Visitamos el Ecocentro de Puerto Madryn.

Hacia un extremo de la ciudad de Puerto Madryn, a orillas del mar y cerca del monumento al Indio Tehuelche emplazado en la zona de las Cuevas Históricas de las que te conté en otro post, se encuentra el Ecocentro Puerto Madryn, un lugar que es mucho más que un museo.

Inspirado por su amor al mar, Alfredo Lichter, el naturalista y actual presidente de la Fundación Ecocentro se las arregló para llevar adelante este proyecto con el objetivo de promover en el hombre una actitud más armónica para con el mar. Para eso un simple museo no era suficiente, por lo que Alfredo concibió el Ecocentro como un espacio cultural que estimule la reflexión.

De esta forma, Ecocentro no tiene una simple muestra que te informa sobre la vida en el mar, sino que te lleva a experimentarla, y así busca generar una toma de consciencia más profunda. De alguna forma, busca cerrar el círculo.

La Ballena Franca Austral tiene por supuesto un lugar central en la muestra, que comienza en una sala con información sobre la especie, su forma de vida y las visitas que realizan cada año a la zona de Península Valdés, pero sigue luego de la forma más particular. Uno se adentra primero en una sala oscura donde pantallas simulan ser ventanas de una enorme pecera por las que se puede ver pasar tranquilamente una ballena en tamaño real; mientras que en sala siguiente, también a oscuras, uno puede experimentar en carne propia la comunicación que realizan estos mamíferos en las profundidades del océano a través de los sonidos. Un excelente acercamiento a la realidad diaria de las ballenas.

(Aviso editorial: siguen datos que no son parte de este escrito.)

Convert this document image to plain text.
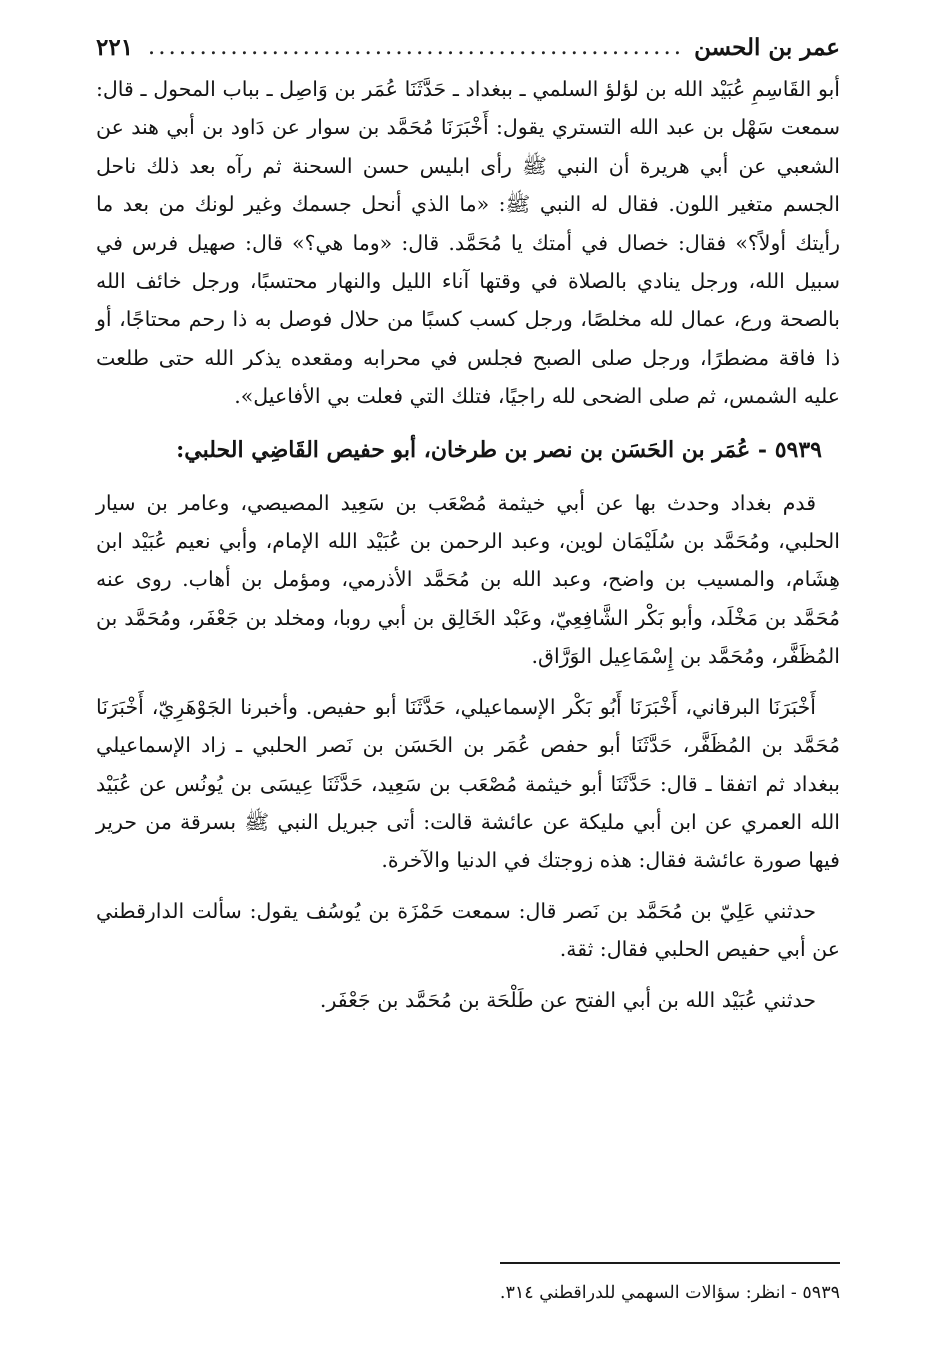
عمر بن الحسن
.....
٢٢١

أبو القَاسِمِ عُبَيْد الله بن لؤلؤ السلمي ـ ببغداد ـ حَدَّثَنَا عُمَر بن وَاصِل ـ بباب المحول ـ قال: سمعت سَهْل بن عبد الله التستري يقول: أَخْبَرَنَا مُحَمَّد بن سوار عن دَاود بن أبي هند عن الشعبي عن أبي هريرة أن النبي ﷺ رأى ابليس حسن السحنة ثم رآه بعد ذلك ناحل الجسم متغير اللون. فقال له النبي ﷺ: «ما الذي أنحل جسمك وغير لونك من بعد ما رأيتك أولاً؟» فقال: خصال في أمتك يا مُحَمَّد. قال: «وما هي؟» قال: صهيل فرس في سبيل الله، ورجل ينادي بالصلاة في وقتها آناء الليل والنهار محتسبًا، ورجل خائف الله بالصحة ورع، عمال لله مخلصًا، ورجل كسب كسبًا من حلال فوصل به ذا رحم محتاجًا، أو ذا فاقة مضطرًا، ورجل صلى الصبح فجلس في محرابه ومقعده يذكر الله حتى طلعت عليه الشمس، ثم صلى الضحى لله راجيًا، فتلك التي فعلت بي الأفاعيل».

٥٩٣٩ - عُمَر بن الحَسَن بن نصر بن طرخان، أبو حفيص القَاضِي الحلبي:

قدم بغداد وحدث بها عن أبي خيثمة مُصْعَب بن سَعِيد المصيصي، وعامر بن سيار الحلبي، ومُحَمَّد بن سُلَيْمَان لوين، وعبد الرحمن بن عُبَيْد الله الإمام، وأبي نعيم عُبَيْد ابن هِشَام، والمسيب بن واضح، وعبد الله بن مُحَمَّد الأذرمي، ومؤمل بن أهاب. روى عنه مُحَمَّد بن مَخْلَد، وأبو بَكْر الشَّافِعِيّ، وعَبْد الخَالِق بن أبي روبا، ومخلد بن جَعْفَر، ومُحَمَّد بن المُظَفَّر، ومُحَمَّد بن إِسْمَاعِيل الوَرَّاق.

أَخْبَرَنَا البرقاني، أَخْبَرَنَا أَبُو بَكْر الإسماعيلي، حَدَّثَنَا أبو حفيص. وأخبرنا الجَوْهَرِيّ، أَخْبَرَنَا مُحَمَّد بن المُظَفَّر، حَدَّثَنَا أبو حفص عُمَر بن الحَسَن بن نَصر الحلبي ـ زاد الإسماعيلي ببغداد ثم اتفقا ـ قال: حَدَّثَنَا أبو خيثمة مُصْعَب بن سَعِيد، حَدَّثَنَا عِيسَى بن يُونُس عن عُبَيْد الله العمري عن ابن أبي مليكة عن عائشة قالت: أتى جبريل النبي ﷺ بسرقة من حرير فيها صورة عائشة فقال: هذه زوجتك في الدنيا والآخرة.

حدثني عَلِيّ بن مُحَمَّد بن نَصر قال: سمعت حَمْزَة بن يُوسُف يقول: سألت الدارقطني عن أبي حفيص الحلبي فقال: ثقة.

حدثني عُبَيْد الله بن أبي الفتح عن طَلْحَة بن مُحَمَّد بن جَعْفَر.

٥٩٣٩ - انظر: سؤالات السهمي للدراقطني ٣١٤.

Otro punto destacado de la muestra es la pileta de invertebrados que simula un pozo de marea natural, en cuyo interior se pueden encontrar diversas especies de invertebrados marinos, tal como uno puede llegar a ver en los pozos formados por las superficies rocosas a orillas del mar. Allí hay, entre otros, estrellas y erizos de mar, que se alimentan principalmente de lo que encuentran en la pileta misma, aunque el personal del Ecocentro refuerza esto con algo de pescado para ciertas especies en particular. Más allá de esa pequeña intervención humana, la pileta de invertebrados se mantiene como si fuera un pozo de marea real, y nos permite observar con detenimiento los diferentes animales y vegetales que allí hay.

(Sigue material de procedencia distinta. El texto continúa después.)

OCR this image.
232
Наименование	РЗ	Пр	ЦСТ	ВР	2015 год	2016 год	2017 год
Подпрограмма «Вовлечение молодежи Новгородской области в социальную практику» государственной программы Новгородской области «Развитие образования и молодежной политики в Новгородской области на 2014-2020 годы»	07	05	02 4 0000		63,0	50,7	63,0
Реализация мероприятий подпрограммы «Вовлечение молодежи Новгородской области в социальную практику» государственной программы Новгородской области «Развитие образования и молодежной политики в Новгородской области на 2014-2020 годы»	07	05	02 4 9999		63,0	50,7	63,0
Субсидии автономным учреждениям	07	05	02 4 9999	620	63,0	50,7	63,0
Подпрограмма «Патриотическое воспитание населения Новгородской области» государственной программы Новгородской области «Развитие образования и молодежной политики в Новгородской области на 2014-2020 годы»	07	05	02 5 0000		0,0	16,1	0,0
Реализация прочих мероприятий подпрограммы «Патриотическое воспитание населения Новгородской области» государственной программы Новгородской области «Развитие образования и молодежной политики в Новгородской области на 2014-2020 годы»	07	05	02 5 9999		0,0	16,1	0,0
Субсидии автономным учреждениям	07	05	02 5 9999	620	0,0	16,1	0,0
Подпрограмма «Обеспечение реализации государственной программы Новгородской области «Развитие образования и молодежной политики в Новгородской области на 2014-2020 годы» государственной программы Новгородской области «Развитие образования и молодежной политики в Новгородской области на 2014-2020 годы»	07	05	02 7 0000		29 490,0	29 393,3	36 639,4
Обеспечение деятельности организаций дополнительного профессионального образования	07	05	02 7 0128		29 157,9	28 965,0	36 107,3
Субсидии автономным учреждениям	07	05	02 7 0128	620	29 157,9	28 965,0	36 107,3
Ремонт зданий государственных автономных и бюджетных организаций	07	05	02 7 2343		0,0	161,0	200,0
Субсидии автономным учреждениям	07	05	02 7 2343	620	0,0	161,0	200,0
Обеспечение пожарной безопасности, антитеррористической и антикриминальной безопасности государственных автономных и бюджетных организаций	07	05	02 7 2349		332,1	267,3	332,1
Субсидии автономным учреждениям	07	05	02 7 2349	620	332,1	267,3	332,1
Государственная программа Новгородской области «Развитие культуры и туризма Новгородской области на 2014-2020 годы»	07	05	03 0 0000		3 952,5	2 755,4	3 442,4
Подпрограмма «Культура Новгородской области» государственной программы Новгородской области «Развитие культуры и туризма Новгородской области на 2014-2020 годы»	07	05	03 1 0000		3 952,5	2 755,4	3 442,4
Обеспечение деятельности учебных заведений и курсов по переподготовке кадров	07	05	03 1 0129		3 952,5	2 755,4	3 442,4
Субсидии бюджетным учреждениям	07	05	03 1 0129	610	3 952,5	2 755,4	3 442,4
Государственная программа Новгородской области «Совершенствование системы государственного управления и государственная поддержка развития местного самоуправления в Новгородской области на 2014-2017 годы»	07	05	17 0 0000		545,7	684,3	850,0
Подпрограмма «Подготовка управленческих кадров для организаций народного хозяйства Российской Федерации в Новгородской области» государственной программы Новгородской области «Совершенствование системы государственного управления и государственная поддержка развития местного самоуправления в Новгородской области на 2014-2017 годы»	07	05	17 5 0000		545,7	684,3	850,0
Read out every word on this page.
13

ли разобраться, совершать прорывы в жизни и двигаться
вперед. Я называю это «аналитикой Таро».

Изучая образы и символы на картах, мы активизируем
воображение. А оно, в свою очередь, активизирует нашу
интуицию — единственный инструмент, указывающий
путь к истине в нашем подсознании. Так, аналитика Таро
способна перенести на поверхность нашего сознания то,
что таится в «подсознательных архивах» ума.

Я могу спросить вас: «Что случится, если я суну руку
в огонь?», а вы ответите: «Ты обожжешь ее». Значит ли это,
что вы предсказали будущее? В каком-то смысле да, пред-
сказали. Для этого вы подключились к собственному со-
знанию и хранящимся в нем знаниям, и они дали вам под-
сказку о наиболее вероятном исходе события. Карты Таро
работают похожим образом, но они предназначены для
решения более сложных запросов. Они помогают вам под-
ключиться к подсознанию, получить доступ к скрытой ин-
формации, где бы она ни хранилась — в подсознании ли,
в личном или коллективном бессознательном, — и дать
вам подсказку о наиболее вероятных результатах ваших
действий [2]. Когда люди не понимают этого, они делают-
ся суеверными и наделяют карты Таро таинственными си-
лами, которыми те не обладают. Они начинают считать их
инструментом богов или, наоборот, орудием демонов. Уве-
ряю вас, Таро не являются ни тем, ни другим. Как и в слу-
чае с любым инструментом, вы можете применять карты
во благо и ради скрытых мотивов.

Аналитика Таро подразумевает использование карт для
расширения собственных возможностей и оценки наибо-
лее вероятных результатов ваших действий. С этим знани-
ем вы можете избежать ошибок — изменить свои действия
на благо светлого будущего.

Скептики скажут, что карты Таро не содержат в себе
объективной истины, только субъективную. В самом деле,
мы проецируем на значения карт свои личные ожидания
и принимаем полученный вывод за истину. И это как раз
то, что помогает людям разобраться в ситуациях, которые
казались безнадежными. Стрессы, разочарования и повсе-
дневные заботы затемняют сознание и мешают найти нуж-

Ecocentro da un espacio importante también al arte, siempre relacionándolo con el sentido principal de la muestra. De esta forma diferentes retratos de naturaleza viva pueden encontrarse diseminados por sus pasillos y salas. Cuando pasamos nosotros había fotos realmente fantásticas. Lejos, muy lejos estoy yo de poder retratar algo así con mi cámara, así que de la sana, pero envidia total. ¡Todos los créditos a los autores!

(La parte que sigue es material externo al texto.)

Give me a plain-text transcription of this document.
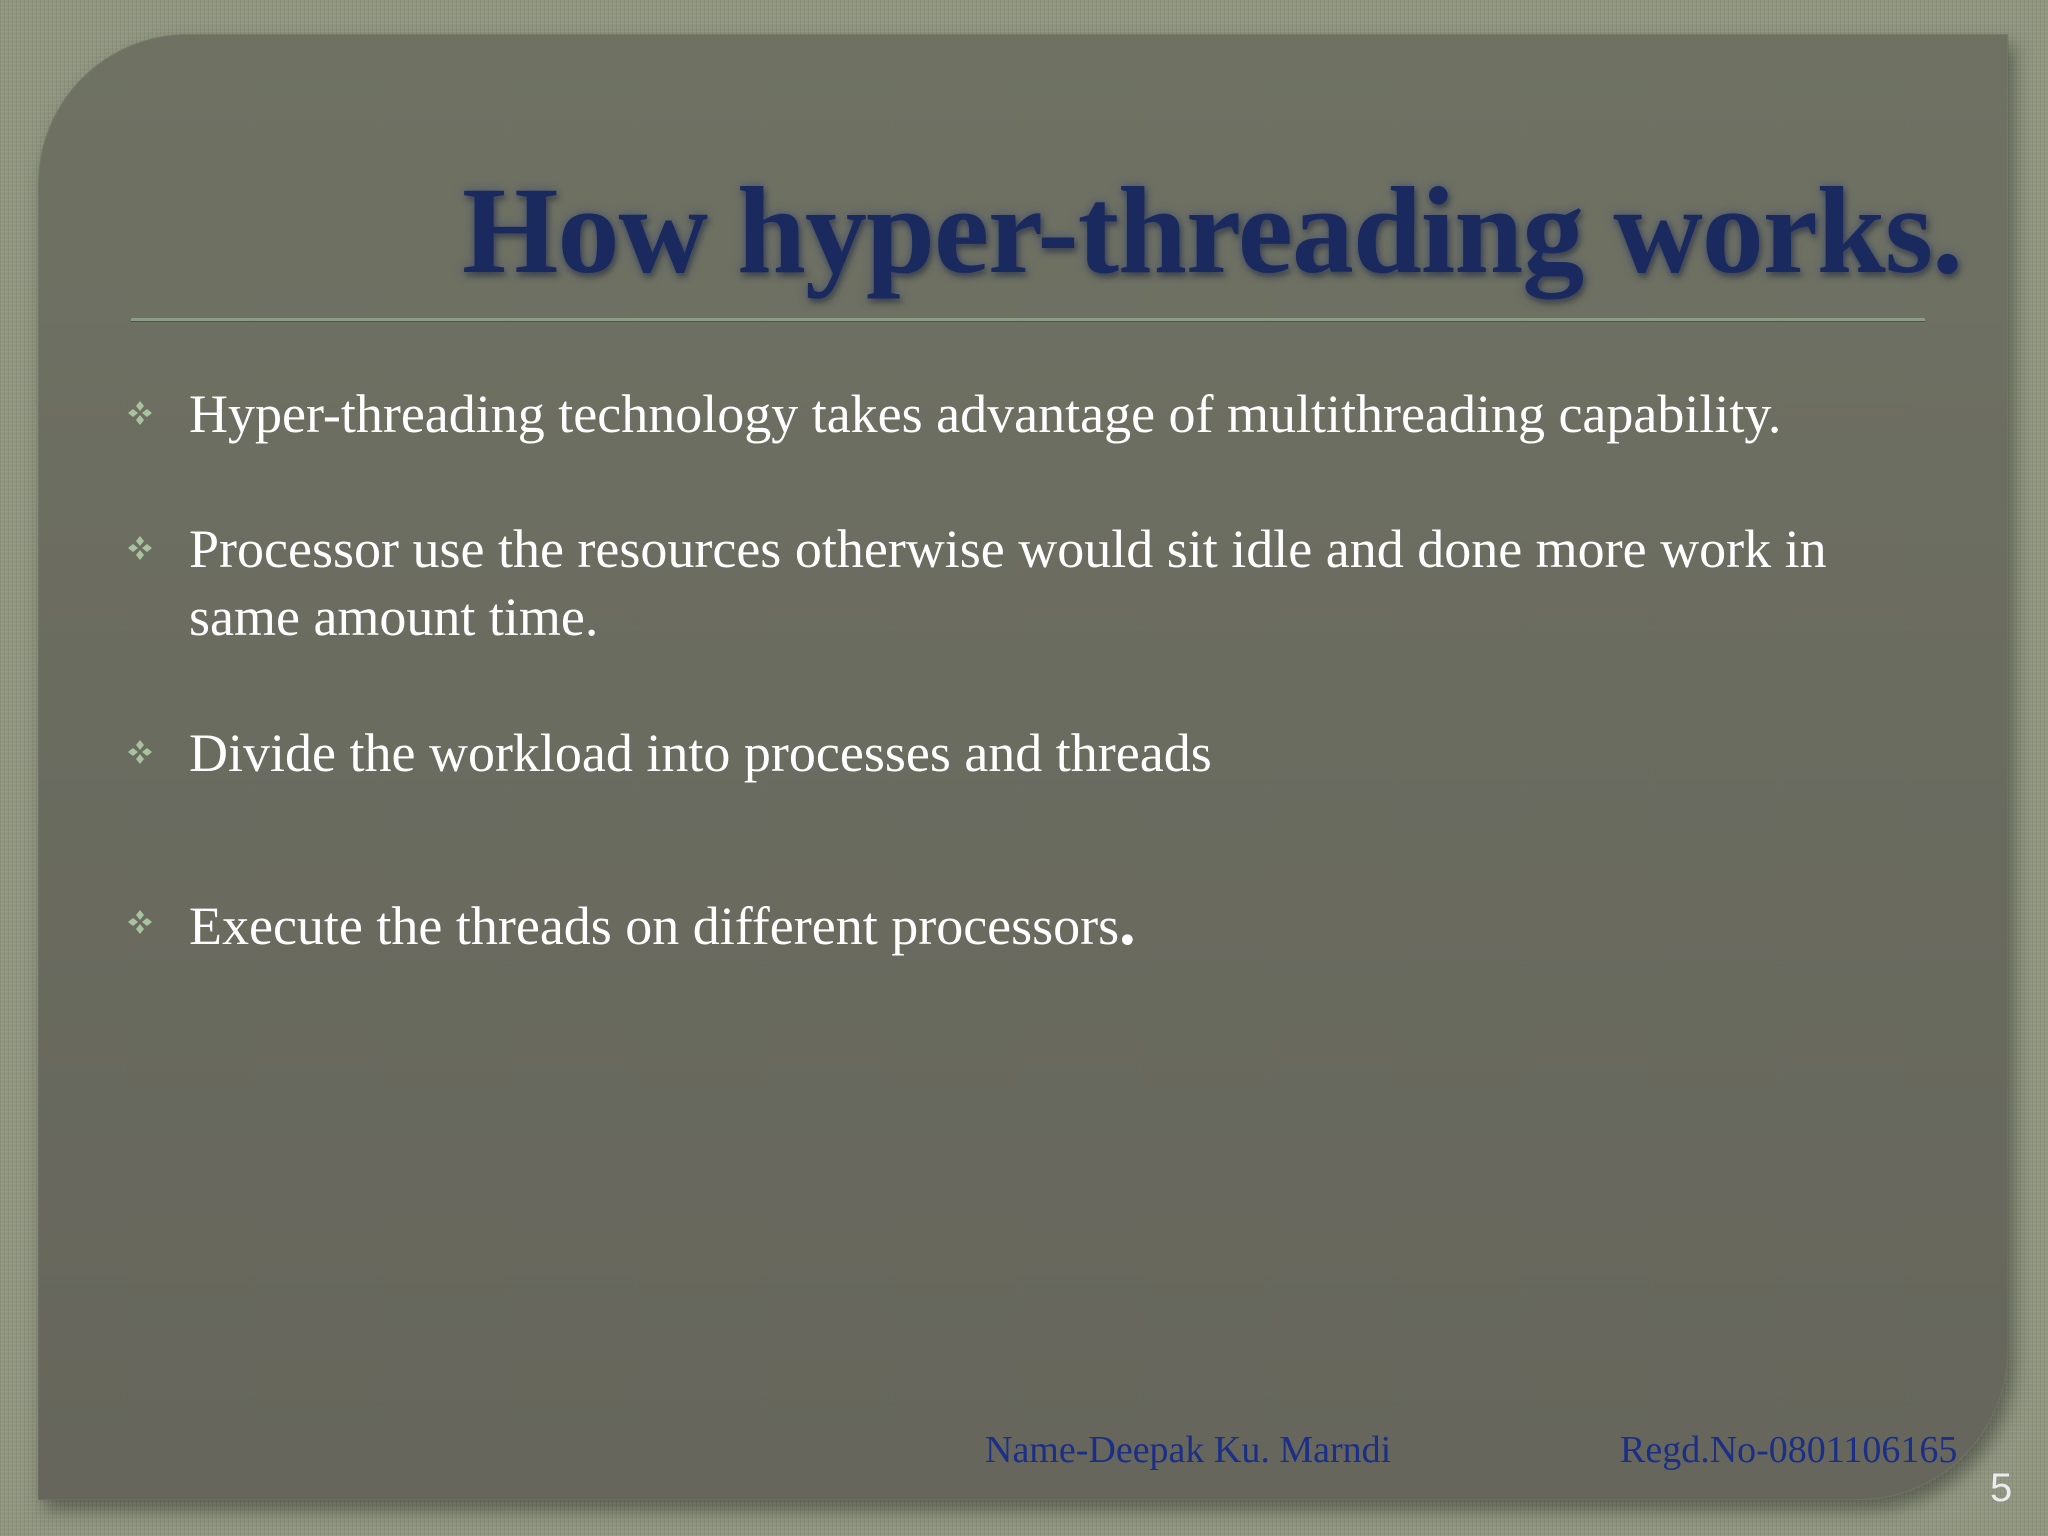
How hyper-threading works.
Hyper-threading technology takes advantage of multithreading capability.
Processor use the resources otherwise would sit idle and done more work in same amount time.
Divide the workload into processes and threads
Execute the threads on different processors.
Name-Deepak Ku. Marndi	Regd.No-0801106165
5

Otro punto destacado del museo es la torre que se alza a modo de faro, desde la cual se tiene una panorámica inmejorable de la costa y el mar.

Al ingresar a la torre uno se encuentra con la réplica de un delfín, con la mitad delantera de cuerpo entero mientras que la mitad posterior muestra únicamente el esqueleto, reconstruido con huesos de un animal real. Esta obra de arte realizada por Luis Benedit busca generar toma de consciencia sobre una problemática puntual: el descarte por parte de buques pesqueros de aquellas especies que quedan atrapadas en sus redes, pero que no tienen finalidad comercial. Así, en general esos animales son devueltos al mar muertos, lo cual es un absoluto sinsentido.

La torre tiene además un mirador de 360º con sillones donde uno podría sentarse cómodamente a disfrutar de una buena lectura (preferentemente relacionada con el mar, claro), si no hiciera tanto calor generado por la enorme superficie vidriada de sus ventanas. Desde allí se puede contemplar un hermoso atardecer con la ciudad de Puerto Madryn de fondo (por lo que se recomienda ir a última hora de la tarde), o incluso espiar a las parejitas de enamorados que disfrutan del sol en un costado solitario de la playa.

Para grandes y chicos, el Ecocentro de Puerto Madryn será una parada obligada para todo aquél amante de la naturaleza y del océano que pase por esta hermosa ciudad patagónica. Los horarios y los valores actualizados de las entradas pueden consultarse en la página web del Ecocentro.

Una muestra sin desperdicio. Absolutamente recomendable. ¡Espero que la disfrutes tanto como yo!